When we say that for a clock rate of 8MHz, one tick corresponds to 37.5m distance. Isn’t this the minimum range that can be resolved/measured?
However, incase of using sinusoidal signal, you refer this distance as maximum/unambiguous range that can be measured owing to the counter reset issue as you described (which makes sense).

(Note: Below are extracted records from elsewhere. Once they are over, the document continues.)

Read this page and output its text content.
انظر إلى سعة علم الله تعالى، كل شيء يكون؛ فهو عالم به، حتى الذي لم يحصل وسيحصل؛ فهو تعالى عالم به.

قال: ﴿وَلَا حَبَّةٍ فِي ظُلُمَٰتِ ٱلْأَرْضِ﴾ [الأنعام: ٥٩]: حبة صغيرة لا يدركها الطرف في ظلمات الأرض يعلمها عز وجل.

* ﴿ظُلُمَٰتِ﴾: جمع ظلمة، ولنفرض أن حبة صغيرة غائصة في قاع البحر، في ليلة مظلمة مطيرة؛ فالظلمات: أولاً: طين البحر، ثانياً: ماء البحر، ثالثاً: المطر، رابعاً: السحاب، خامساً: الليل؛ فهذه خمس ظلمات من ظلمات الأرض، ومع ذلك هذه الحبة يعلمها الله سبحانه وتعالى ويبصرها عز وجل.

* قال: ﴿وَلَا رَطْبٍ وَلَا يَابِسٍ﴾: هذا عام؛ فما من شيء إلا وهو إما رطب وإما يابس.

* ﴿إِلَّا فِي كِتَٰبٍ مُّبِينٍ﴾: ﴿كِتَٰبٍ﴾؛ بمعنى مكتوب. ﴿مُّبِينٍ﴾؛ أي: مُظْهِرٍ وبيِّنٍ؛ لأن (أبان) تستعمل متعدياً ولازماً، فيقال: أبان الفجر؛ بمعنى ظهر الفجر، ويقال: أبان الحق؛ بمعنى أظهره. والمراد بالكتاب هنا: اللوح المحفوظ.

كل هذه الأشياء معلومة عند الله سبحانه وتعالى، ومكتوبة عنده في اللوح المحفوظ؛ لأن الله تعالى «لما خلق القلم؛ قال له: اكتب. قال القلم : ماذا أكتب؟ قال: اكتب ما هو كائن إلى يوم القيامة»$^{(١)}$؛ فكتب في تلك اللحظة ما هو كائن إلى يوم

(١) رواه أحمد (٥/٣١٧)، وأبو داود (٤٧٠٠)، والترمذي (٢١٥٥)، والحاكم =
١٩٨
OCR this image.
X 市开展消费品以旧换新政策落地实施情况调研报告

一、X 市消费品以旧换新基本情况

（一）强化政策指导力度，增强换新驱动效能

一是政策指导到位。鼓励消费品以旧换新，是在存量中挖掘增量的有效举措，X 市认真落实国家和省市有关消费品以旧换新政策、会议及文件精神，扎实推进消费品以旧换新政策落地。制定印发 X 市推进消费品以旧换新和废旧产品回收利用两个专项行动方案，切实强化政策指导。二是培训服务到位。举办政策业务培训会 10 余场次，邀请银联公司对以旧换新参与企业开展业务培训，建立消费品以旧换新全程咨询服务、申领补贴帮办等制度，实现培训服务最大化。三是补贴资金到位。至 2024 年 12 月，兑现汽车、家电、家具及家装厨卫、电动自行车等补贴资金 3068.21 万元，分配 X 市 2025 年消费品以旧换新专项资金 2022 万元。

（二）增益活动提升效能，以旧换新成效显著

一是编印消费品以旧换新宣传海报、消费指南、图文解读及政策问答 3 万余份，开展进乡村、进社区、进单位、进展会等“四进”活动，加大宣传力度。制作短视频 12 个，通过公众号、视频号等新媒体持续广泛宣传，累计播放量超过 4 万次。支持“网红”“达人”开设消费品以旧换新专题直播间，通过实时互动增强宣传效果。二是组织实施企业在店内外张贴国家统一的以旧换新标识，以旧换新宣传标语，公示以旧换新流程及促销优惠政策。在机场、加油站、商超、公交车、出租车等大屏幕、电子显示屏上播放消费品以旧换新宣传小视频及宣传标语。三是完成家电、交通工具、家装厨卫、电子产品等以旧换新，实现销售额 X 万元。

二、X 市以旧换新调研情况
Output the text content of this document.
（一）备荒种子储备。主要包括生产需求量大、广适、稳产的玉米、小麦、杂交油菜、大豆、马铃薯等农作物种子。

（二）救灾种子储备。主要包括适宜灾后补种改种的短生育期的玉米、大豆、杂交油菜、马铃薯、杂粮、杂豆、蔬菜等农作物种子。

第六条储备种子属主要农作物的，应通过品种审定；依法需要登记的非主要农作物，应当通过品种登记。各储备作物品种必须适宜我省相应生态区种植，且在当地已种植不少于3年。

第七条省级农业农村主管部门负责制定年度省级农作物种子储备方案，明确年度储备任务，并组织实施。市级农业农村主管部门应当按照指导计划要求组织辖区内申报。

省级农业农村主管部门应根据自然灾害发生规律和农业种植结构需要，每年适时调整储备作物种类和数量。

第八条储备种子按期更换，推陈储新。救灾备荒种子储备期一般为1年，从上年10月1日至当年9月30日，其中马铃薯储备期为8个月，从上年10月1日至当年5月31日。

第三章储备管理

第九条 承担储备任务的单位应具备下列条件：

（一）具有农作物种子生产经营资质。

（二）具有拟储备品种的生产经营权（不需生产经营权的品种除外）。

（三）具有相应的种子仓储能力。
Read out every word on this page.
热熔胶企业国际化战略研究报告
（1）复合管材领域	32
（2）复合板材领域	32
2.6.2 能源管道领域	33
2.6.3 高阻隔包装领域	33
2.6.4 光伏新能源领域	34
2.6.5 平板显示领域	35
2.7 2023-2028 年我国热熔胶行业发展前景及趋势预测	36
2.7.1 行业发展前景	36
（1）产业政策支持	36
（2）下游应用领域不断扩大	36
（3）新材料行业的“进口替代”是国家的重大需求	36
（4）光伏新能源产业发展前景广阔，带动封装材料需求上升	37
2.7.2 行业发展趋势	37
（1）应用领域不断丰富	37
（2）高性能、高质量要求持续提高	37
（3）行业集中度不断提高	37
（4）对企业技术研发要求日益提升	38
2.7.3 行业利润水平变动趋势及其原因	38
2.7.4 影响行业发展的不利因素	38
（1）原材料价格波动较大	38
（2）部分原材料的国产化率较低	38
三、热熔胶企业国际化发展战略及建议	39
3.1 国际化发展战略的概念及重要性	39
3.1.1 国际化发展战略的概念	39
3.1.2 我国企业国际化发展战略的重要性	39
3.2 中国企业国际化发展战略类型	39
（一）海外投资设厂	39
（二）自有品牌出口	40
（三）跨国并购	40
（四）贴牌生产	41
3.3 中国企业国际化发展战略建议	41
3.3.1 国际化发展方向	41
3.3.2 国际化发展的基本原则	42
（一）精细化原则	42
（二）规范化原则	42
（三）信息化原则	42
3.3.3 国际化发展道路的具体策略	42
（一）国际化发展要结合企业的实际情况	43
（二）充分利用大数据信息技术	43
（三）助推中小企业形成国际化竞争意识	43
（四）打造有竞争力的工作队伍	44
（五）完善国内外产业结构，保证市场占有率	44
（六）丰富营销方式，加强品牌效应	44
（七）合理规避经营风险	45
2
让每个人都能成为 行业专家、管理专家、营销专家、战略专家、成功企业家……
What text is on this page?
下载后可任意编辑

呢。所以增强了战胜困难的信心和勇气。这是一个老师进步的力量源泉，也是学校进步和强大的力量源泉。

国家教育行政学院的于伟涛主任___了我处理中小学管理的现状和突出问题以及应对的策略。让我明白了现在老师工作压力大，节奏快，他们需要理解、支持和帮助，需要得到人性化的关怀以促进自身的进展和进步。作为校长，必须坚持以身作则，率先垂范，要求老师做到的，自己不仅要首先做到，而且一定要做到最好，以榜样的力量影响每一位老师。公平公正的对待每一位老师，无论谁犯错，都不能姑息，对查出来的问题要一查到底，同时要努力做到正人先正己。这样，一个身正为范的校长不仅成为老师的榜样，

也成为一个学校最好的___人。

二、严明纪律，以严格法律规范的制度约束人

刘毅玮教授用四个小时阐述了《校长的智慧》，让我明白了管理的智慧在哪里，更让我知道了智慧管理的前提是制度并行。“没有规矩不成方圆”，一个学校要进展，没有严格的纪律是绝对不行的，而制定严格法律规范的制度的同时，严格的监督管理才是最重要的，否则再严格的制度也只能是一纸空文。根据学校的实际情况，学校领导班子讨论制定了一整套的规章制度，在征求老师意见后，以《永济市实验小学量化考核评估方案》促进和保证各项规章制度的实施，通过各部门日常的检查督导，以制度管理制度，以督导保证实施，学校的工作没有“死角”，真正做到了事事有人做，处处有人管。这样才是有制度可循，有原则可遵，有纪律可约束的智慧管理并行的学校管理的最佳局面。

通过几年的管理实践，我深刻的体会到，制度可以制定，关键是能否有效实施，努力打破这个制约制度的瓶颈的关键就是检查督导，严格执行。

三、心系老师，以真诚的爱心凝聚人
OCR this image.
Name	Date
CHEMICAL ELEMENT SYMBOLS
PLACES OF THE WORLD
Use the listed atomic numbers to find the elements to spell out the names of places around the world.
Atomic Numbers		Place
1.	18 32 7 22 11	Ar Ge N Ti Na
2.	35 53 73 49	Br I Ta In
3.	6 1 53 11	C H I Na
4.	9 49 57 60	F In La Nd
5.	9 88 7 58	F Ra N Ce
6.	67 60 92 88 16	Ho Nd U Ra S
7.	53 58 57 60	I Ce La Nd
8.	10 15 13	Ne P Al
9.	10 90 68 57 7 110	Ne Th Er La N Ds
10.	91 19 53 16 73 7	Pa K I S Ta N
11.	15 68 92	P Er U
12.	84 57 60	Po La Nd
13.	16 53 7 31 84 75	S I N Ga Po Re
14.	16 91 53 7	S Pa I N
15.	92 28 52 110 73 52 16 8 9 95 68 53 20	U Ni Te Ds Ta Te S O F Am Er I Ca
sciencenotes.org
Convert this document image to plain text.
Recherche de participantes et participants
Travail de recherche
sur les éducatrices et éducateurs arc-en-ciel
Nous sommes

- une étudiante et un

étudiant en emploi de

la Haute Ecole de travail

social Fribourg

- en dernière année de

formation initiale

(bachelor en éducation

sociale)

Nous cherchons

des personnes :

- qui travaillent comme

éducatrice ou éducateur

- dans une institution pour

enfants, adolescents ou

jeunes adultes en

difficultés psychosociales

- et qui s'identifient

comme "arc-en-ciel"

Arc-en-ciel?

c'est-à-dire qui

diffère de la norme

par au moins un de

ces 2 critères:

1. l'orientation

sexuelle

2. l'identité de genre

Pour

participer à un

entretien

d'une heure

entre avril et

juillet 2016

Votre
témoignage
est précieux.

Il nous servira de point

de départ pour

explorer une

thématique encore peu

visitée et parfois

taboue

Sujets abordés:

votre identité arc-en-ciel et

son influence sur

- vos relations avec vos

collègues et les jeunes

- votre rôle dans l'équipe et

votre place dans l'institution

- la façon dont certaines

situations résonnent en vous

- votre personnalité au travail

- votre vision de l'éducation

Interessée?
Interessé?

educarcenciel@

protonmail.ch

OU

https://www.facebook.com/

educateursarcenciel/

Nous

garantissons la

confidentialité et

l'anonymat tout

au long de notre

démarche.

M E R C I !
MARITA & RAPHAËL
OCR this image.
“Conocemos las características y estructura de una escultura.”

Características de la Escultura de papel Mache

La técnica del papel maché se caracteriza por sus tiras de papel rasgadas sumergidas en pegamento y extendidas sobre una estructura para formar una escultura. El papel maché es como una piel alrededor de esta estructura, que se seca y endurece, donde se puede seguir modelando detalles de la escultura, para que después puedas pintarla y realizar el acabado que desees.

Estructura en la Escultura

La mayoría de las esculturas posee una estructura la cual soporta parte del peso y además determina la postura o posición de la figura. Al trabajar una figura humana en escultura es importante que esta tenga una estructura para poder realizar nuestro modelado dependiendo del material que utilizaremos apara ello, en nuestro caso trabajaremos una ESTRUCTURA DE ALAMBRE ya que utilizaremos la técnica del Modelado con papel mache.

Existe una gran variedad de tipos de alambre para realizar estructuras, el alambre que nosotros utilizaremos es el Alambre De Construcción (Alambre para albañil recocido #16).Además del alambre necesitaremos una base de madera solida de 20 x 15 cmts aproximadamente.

However, I’m confused whether the distance corresponding to one tick or one time period of clock rate or sinusoidal signal, respectively, maps to the minimum distance that can be measured or to the maximum/unambiguous range that can be measured?
Since, minimum and unambiguous range are two different things. Kindly shed some light on it. Thanks.

1. Qasim Chaudhari says:
  
  February 13, 2021 at 9:05 am
  
  It is the unambiguous range. I don’t see any limits on the minimum distance that can be measured. Do you have any reason due to which there must be a limit on the measurable minimum distance?
  
  1. Bisma says:
    
    February 15, 2021 at 5:12 am
    
    Let’s say the sampling rate is same as the clock rate i.e. 8MHz. Which implies that one tick or one sample corresponds to 125ns and 18m in distance (considering two-way travel).
    
    Let’s say that nodeB is located 10m away from nodeA. 10m of range translates to around 66ns of two-way time between nodeA and nodeB. For the ideal case, considering no processing delay at nodeB, it will take around 66ns to receive the reply signal at nodeA from nodeB. However, nodeA couldn’t sample that signal since it’s clock rate is going to wait until 125ns to pick the next sample, thereby missing any signal that arrives before its sample period time. Which, according to my understanding, gives rise to the limit on the measurable minimum distance.
    
    Please correct me if I’m wrong. Thanks
    
    1. Qasim Chaudhari says:
      
      February 15, 2021 at 1:39 pm
      
      So what you are referring to is known as range binning, something similar to quantization in ADCs. It can be reduced by averaging and interpolation. You can read the details on the effect of sampling in the report “RF Ranging for Location Awareness” Technical Report No. UCB/EECS-2009-69.
      
      1. Bisma says:
        
        February 19, 2021 at 11:36 am
        
        Thanks for sharing.
Alex says:

January 31, 2023 at 12:21 pm

Hi, nice Article!
I am a little confused about Phase of Arrival method. Do we actually measure the timestamps T1, T2, T3, and T4 with uC and calculate the phase difference from these timestamps using equations 3 and 4? Or do we actually measure the phase difference directly with uC?

1. Qasim Chaudhari says:
  
  January 31, 2023 at 4:30 pm
  
  No, we don’t measure the timestamps in phase based approach. Instead, we measure the phase of the carrier wave that is unaffected after downconversion to baseband. It’s only the way we apply the phase difference equations that is quite similar to timestamp difference equations.